The question now is, is the idea of an open-source, crowd-sourced dictionary feasible at all? It would appear that the answer to that question will have to be no, at least not if the dictionary is to be good. Dictionary writing is a specialized craft which requires a large amount of training. That’s in fact why there is a profession with a name – lexicography – and that’s how it differs from encyclopedia writing. Most people are not lexicographers and those who are are busy working for commercial dictionary publishers. The last thing a professional lexicographer wants to do after a busy day writing dictionaries is write more dictionaries for free. The only people who are prepared to contribute to an open-source dictionary are non-lexicographers. Can you ever get a good dictionary that’s written by non-lexicographers?
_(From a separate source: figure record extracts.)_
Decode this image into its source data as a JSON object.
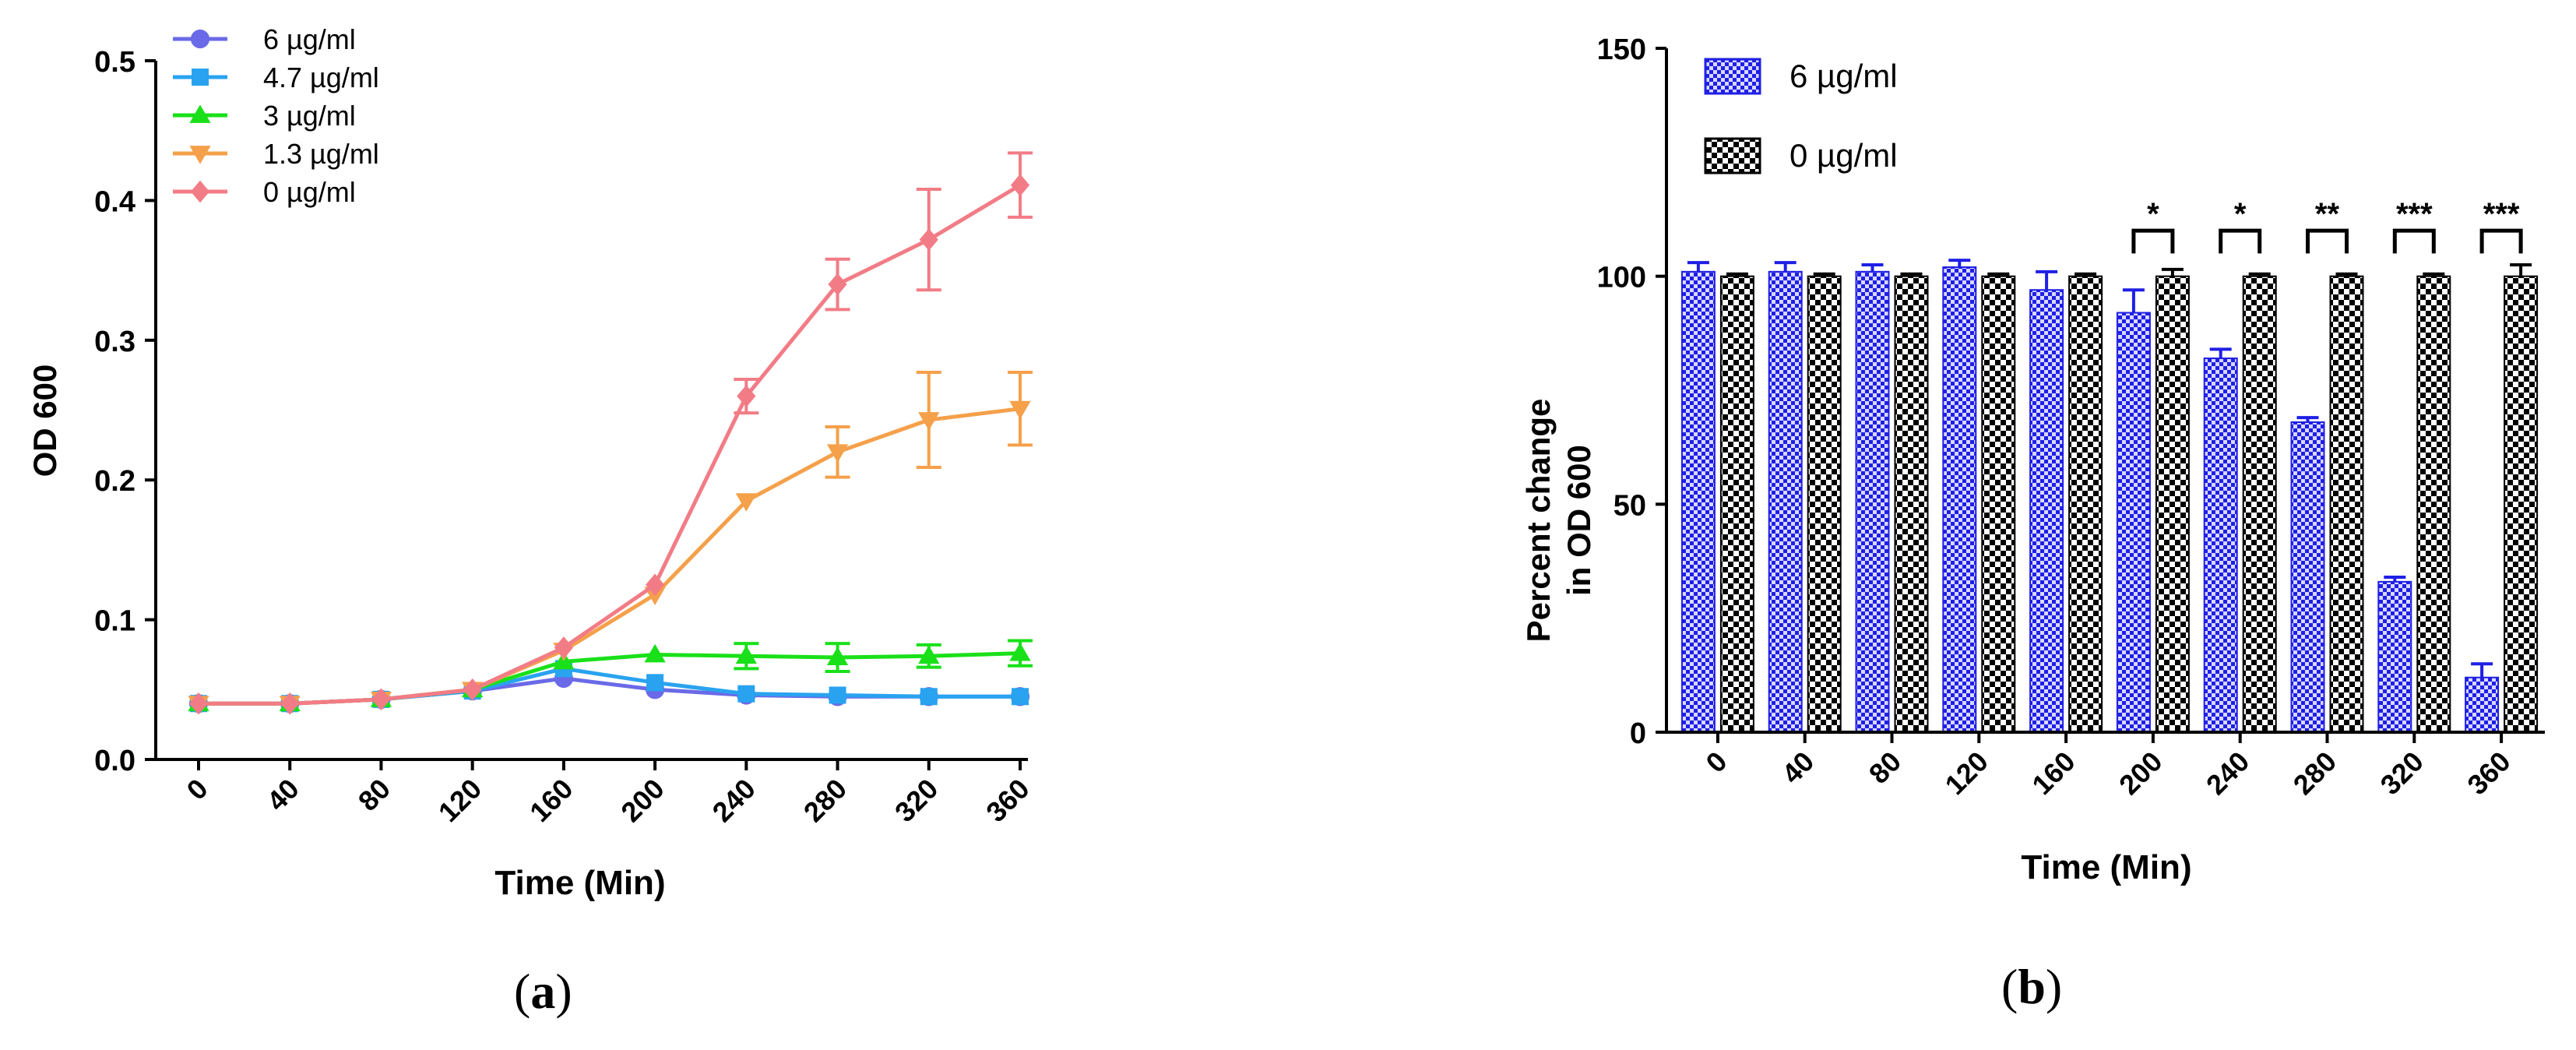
{
  "chart_data": [
    {
      "panel": "a",
      "type": "line",
      "title": "",
      "xlabel": "Time (Min)",
      "ylabel": "OD 600",
      "x": [
        0,
        40,
        80,
        120,
        160,
        200,
        240,
        280,
        320,
        360
      ],
      "x_tick_labels": [
        "0",
        "40",
        "80",
        "120",
        "160",
        "200",
        "240",
        "280",
        "320",
        "360"
      ],
      "ylim": [
        0,
        0.5
      ],
      "y_ticks": [
        0.0,
        0.1,
        0.2,
        0.3,
        0.4,
        0.5
      ],
      "y_tick_labels": [
        "0.0",
        "0.1",
        "0.2",
        "0.3",
        "0.4",
        "0.5"
      ],
      "grid": false,
      "legend_position": "top-left",
      "series": [
        {
          "name": "6 µg/ml",
          "color": "#6a6ae8",
          "marker": "circle",
          "values": [
            0.04,
            0.04,
            0.043,
            0.049,
            0.058,
            0.05,
            0.046,
            0.045,
            0.045,
            0.045
          ],
          "errors": [
            0.002,
            0.002,
            0.002,
            0.002,
            0.003,
            0.003,
            0.002,
            0.002,
            0.002,
            0.002
          ]
        },
        {
          "name": "4.7 µg/ml",
          "color": "#29a3f0",
          "marker": "square",
          "values": [
            0.04,
            0.04,
            0.043,
            0.049,
            0.065,
            0.055,
            0.047,
            0.046,
            0.045,
            0.045
          ],
          "errors": [
            0.002,
            0.002,
            0.002,
            0.002,
            0.003,
            0.003,
            0.003,
            0.003,
            0.003,
            0.003
          ]
        },
        {
          "name": "3 µg/ml",
          "color": "#19e019",
          "marker": "triangle-up",
          "values": [
            0.04,
            0.04,
            0.043,
            0.05,
            0.07,
            0.075,
            0.074,
            0.073,
            0.074,
            0.076
          ],
          "errors": [
            0.002,
            0.002,
            0.002,
            0.002,
            0.003,
            0.004,
            0.009,
            0.01,
            0.008,
            0.009
          ]
        },
        {
          "name": "1.3 µg/ml",
          "color": "#f5a04a",
          "marker": "triangle-down",
          "values": [
            0.04,
            0.04,
            0.043,
            0.05,
            0.078,
            0.118,
            0.185,
            0.22,
            0.243,
            0.251
          ],
          "errors": [
            0.002,
            0.002,
            0.002,
            0.002,
            0.003,
            0.004,
            0.004,
            0.018,
            0.034,
            0.026
          ]
        },
        {
          "name": "0 µg/ml",
          "color": "#f27c86",
          "marker": "diamond",
          "values": [
            0.04,
            0.04,
            0.043,
            0.05,
            0.08,
            0.125,
            0.26,
            0.34,
            0.372,
            0.411
          ],
          "errors": [
            0.002,
            0.002,
            0.002,
            0.002,
            0.003,
            0.004,
            0.012,
            0.018,
            0.036,
            0.023
          ]
        }
      ]
    },
    {
      "panel": "b",
      "type": "bar",
      "title": "",
      "xlabel": "Time (Min)",
      "ylabel_line1": "Percent change",
      "ylabel_line2": "in OD 600",
      "categories": [
        "0",
        "40",
        "80",
        "120",
        "160",
        "200",
        "240",
        "280",
        "320",
        "360"
      ],
      "ylim": [
        0,
        150
      ],
      "y_ticks": [
        0,
        50,
        100,
        150
      ],
      "y_tick_labels": [
        "0",
        "50",
        "100",
        "150"
      ],
      "grid": false,
      "legend_position": "top-left",
      "series": [
        {
          "name": "6 µg/ml",
          "color": "#1f1fe6",
          "pattern": "blue-crosshatch",
          "values": [
            101,
            101,
            101,
            102,
            97,
            92,
            82,
            68,
            33,
            12
          ],
          "errors": [
            2,
            2,
            1.5,
            1.5,
            4,
            5,
            2,
            1,
            1,
            3
          ]
        },
        {
          "name": "0 µg/ml",
          "color": "#000000",
          "pattern": "black-checker",
          "values": [
            100,
            100,
            100,
            100,
            100,
            100,
            100,
            100,
            100,
            100
          ],
          "errors": [
            0.5,
            0.5,
            0.5,
            0.5,
            0.5,
            1.5,
            0.5,
            0.5,
            0.5,
            2.5
          ]
        }
      ],
      "significance": [
        "",
        "",
        "",
        "",
        "",
        "*",
        "*",
        "**",
        "***",
        "***"
      ]
    }
  ],
  "panel_labels": {
    "a": "a",
    "b": "b"
  }
}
I think that the only way to make a dictionary written by non-lexicographers is to set yourself a less ambitious goal. For example, instead of aiming to write a dictionary, you could aim to collect as many translation equivalents for each word, without analysing its meaning into senses and subsenses and without any labelling. That way, you’d be collecting lexical data in the raw sense, but you wouldn’t actually be writing a dictionary – at best, you’d be writing a glossary. Maybe that’s the way Wiktionary should have chosen.